So we built an analytics layer for it. After connecting our own sessions, we ended up with a dataset of 1,573 real Claude Code sessions, 15M+ tokens, 270K+ interactions.
Some things we found that surprised us: - Skills were only being used in 4% of our sessions - 26% of sessions are abandoned, most within the first 60 seconds - Session success rate varies significantly by task type (documentation scores highest, refactoring lowest) - Error cascade patterns appear in the first 2 minutes and predict abandonment with reasonable accuracy - There is no meaningful benchmark for 'good' agentic session performance, we are building one.
The tool is free to use and fully open source, happy to answer questions about the data or how we built it.
LLMs are far from consistent.
This works in my experience
Starting new sessions frequently and using separate new sessions for small tasks is a good practice.

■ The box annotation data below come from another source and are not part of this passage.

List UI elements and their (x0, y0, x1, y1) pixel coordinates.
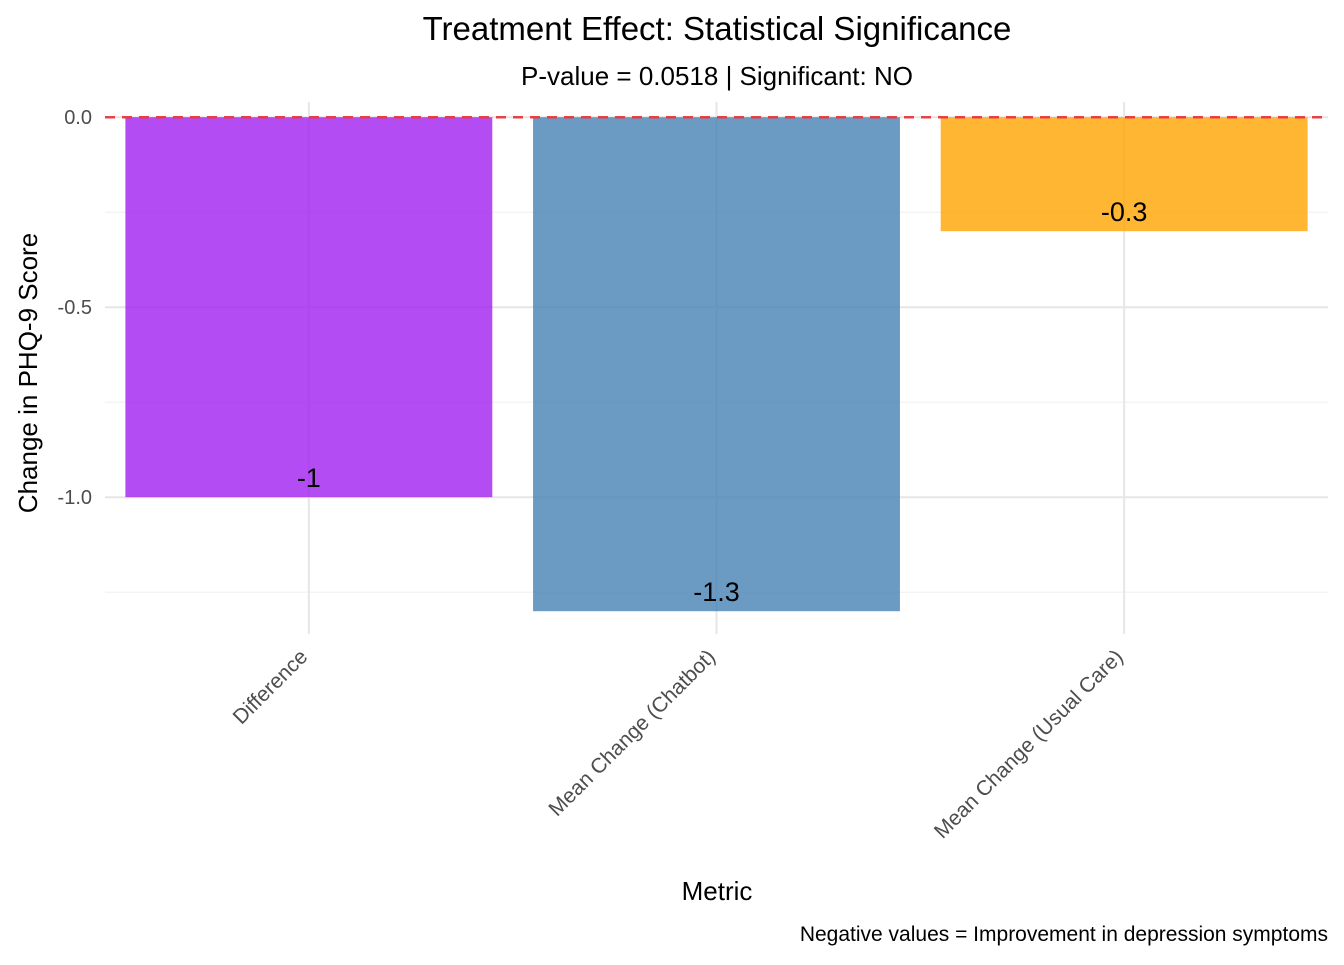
x-tick-label: Mean Change (Usual Care) (930, 645, 1128, 843)
chart-caption: Negative values = Improvement in depress… (800, 923, 1328, 946)
y-tick-label: 0.0 (64, 107, 92, 129)
x-tick-labels: Difference Mean Change (Chatbot) Mean Chan… (229, 645, 1128, 843)
y-tick-label: -1.0 (58, 487, 92, 509)
chart-title: Treatment Effect: Statistical Significan… (423, 10, 1012, 47)
data-label: -1 (297, 463, 321, 493)
y-tick-labels: 0.0 -0.5 -1.0 (58, 107, 92, 509)
bar (940, 117, 1308, 232)
x-tick-label: Mean Change (Chatbot) (544, 645, 720, 821)
bars-layer (125, 117, 1308, 612)
bar (125, 117, 493, 498)
y-axis-label: Change in PHQ-9 Score (13, 233, 43, 513)
data-label: -1.3 (693, 577, 740, 607)
x-tick-label: Difference (229, 645, 313, 729)
chart-subtitle: P-value = 0.0518 | Significant: NO (521, 61, 913, 91)
y-tick-label: -0.5 (58, 297, 92, 319)
bar (533, 117, 900, 612)
data-labels-layer: -1 -1.3 -0.3 (297, 197, 1148, 607)
x-axis-label: Metric (682, 876, 753, 906)
data-label: -0.3 (1101, 197, 1148, 227)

Keeping context clean and focused is a highly effective way to keep the agent on task. Having an up to date AGENTS.md should allow for new sessions to get into simple tasks quickly so you can use single-purpose sessions for small tasks without carrying the baggage of a long past context into them.

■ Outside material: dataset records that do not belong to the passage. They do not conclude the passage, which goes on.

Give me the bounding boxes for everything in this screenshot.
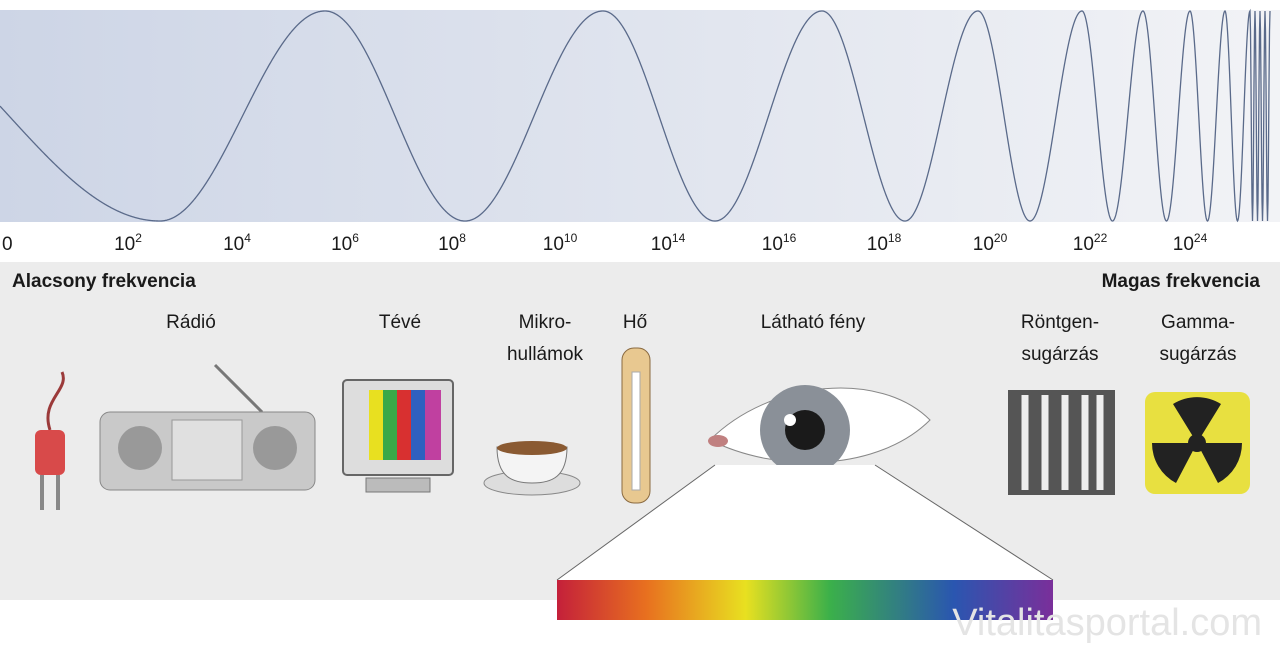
scale-label: 1020 xyxy=(973,231,1008,255)
scale-exp: 14 xyxy=(672,231,686,245)
scale-base: 10 xyxy=(762,234,783,255)
scale-base: 10 xyxy=(651,234,672,255)
scale-base: 10 xyxy=(867,234,888,255)
scale-label: 1022 xyxy=(1073,231,1108,255)
scale-exp: 22 xyxy=(1094,231,1108,245)
scale-exp: 2 xyxy=(135,231,142,245)
thermometer-icon xyxy=(621,347,651,504)
scale-base: 10 xyxy=(1173,234,1194,255)
scale-exp: 24 xyxy=(1194,231,1208,245)
eye-icon xyxy=(708,385,931,475)
watermark: Vitalitasportal.com xyxy=(952,602,1262,644)
band-label: Gamma- xyxy=(1161,312,1235,333)
scale-base: 10 xyxy=(114,234,135,255)
low-label: Alacsony frekvencia xyxy=(12,271,196,292)
scale-label: 108 xyxy=(438,231,466,255)
plug-icon xyxy=(35,371,65,510)
scale-exp: 20 xyxy=(994,231,1008,245)
scale-label: 1024 xyxy=(1173,231,1208,255)
scale-exp: 6 xyxy=(352,231,359,245)
scale-base: 10 xyxy=(543,234,564,255)
scale-base: 10 xyxy=(438,234,459,255)
scale-base: 10 xyxy=(973,234,994,255)
wave xyxy=(0,8,1271,223)
scale-label: 0 xyxy=(2,234,13,255)
fan-edge xyxy=(874,464,1054,581)
scale-label: 1010 xyxy=(543,231,578,255)
scale-label: 1014 xyxy=(651,231,686,255)
band-label: Tévé xyxy=(379,312,421,333)
radio-icon xyxy=(99,363,316,491)
radiation-icon xyxy=(1145,392,1250,494)
cup-icon xyxy=(483,441,581,496)
xray-icon xyxy=(1008,390,1115,495)
band-label: sugárzás xyxy=(1021,344,1098,365)
band-label: Látható fény xyxy=(761,312,866,333)
high-label: Magas frekvencia xyxy=(1102,271,1261,292)
scale-label: 102 xyxy=(114,231,142,255)
scale-exp: 16 xyxy=(783,231,797,245)
bands: Rádió Tévé Mikro-hullámok Hő Látható fény Rön… xyxy=(166,312,1236,365)
visible-spectrum xyxy=(557,580,1053,620)
wave-background xyxy=(0,10,1280,222)
band-label: Mikro- xyxy=(519,312,572,333)
band-label: Röntgen- xyxy=(1021,312,1099,333)
tv-icon xyxy=(342,379,454,493)
scale-base: 10 xyxy=(331,234,352,255)
scale-label: 104 xyxy=(223,231,251,255)
band-label: hullámok xyxy=(507,344,584,365)
band-label: Rádió xyxy=(166,312,216,333)
scale-exp: 8 xyxy=(459,231,466,245)
scale-label: 1016 xyxy=(762,231,797,255)
scale-exp: 10 xyxy=(564,231,578,245)
scale-base: 10 xyxy=(1073,234,1094,255)
scale-exp: 18 xyxy=(888,231,902,245)
fan-edge xyxy=(556,464,716,581)
scale-exp: 4 xyxy=(244,231,251,245)
scale-label: 1018 xyxy=(867,231,902,255)
scale-base: 10 xyxy=(223,234,244,255)
spectrum-fan xyxy=(557,465,1053,580)
scale: 0 102 104 106 108 1010 1014 1016 1018 1020 1022 102… xyxy=(2,231,1208,255)
band-label: sugárzás xyxy=(1159,344,1236,365)
band-label: Hő xyxy=(623,312,647,333)
scale-label: 106 xyxy=(331,231,359,255)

I have longer threads that I don't want to pollute with side quests. I will pull up multiple other chats and ask one or two questions about completely tangential or unrelated things.
The gates categorize issues into auto-fix or human-review. Auto-fix gets sent back to the coding agent, it re-reviews, and only the hard stuff makes it to me. That structure took me from about 73% first-pass acceptance to over 90%.
What I've been focused on lately is figuring out which gates actually earn their keep and which ones overlap with each other. The session-level analytics you're building would be useful on top of this, I don't have great visibility into token usage or timing per stage right now.
I wrote up the analysis: https://michael.roth.rocks/research/543-hours/
I also open sourced my log analysis tools: https://github.com/mrothroc/claude-code-log-analyzer
Saw another comment on a different platform where someone floated the idea of dynamically injecting context with hooks in the workflow to make things more deterministic.
It's been really helpful for me to debug my own sessions and understand what the model is seeing (system prompts, tool definitions, tracing tool calls etc.).I do not see any link or source for the data. I assume it is to remain closed, if it exists.
but i think the prior on 'this team fabricated these findings' is v low
Curious what shape the benchmark takes. Are you thinking per-task-type baselines, or something more like an aggregate efficiency score?
I scrolled through and didn’t see enough to justify installing and running a thing
Thx for the link - sounds great !
With this data, you can measure if you are spending too many tokens on sessions, how successful sessions are, and what makes them successful. Developers can also share individual sessions where they struggle with their peers and share learnings and avoid errors that others have had.
No, thanks
Or you can run your own instance, but we will need to add docs, on how to control the endpoint properly in the CLI.
TBH, I am very hesitant to upload my CC logs to a third-party service.
The learning is that it is fixable. Better CLAUDE md instructions, clearer initial prompts, and skill configurations that reduce the uncertainty cut abandonment significantly in our team.
Does this include the files being worked on by the agent in the session, or just the chat transcript?
if you dont trust us with that data though (which i can understand) you can host that thing locally on your machine
would love to know your actual day to day use case for what you built
I would say roughly equal amount of sessions between them (very roughly)
Also maybe 40% of coding sessions in large brownfield project. 50% greenfield, and remaining 10% non coding tasks.
It seems to me that sometimes it's better and more effective to remove, clean up, and simplify (both from CLAUDE.md and the code) rather than having everything documented in detail.
Therefore, from session analysis, it would be interesting to identify the relationship between documentation in CLAUDE.md and model efficiency. How often does the developer reject the LLM output in relation to the level of detail in CLAUDE.md?
It became very hard to understand what exactly is sent to LLM as input/context and how exactly is the output processed.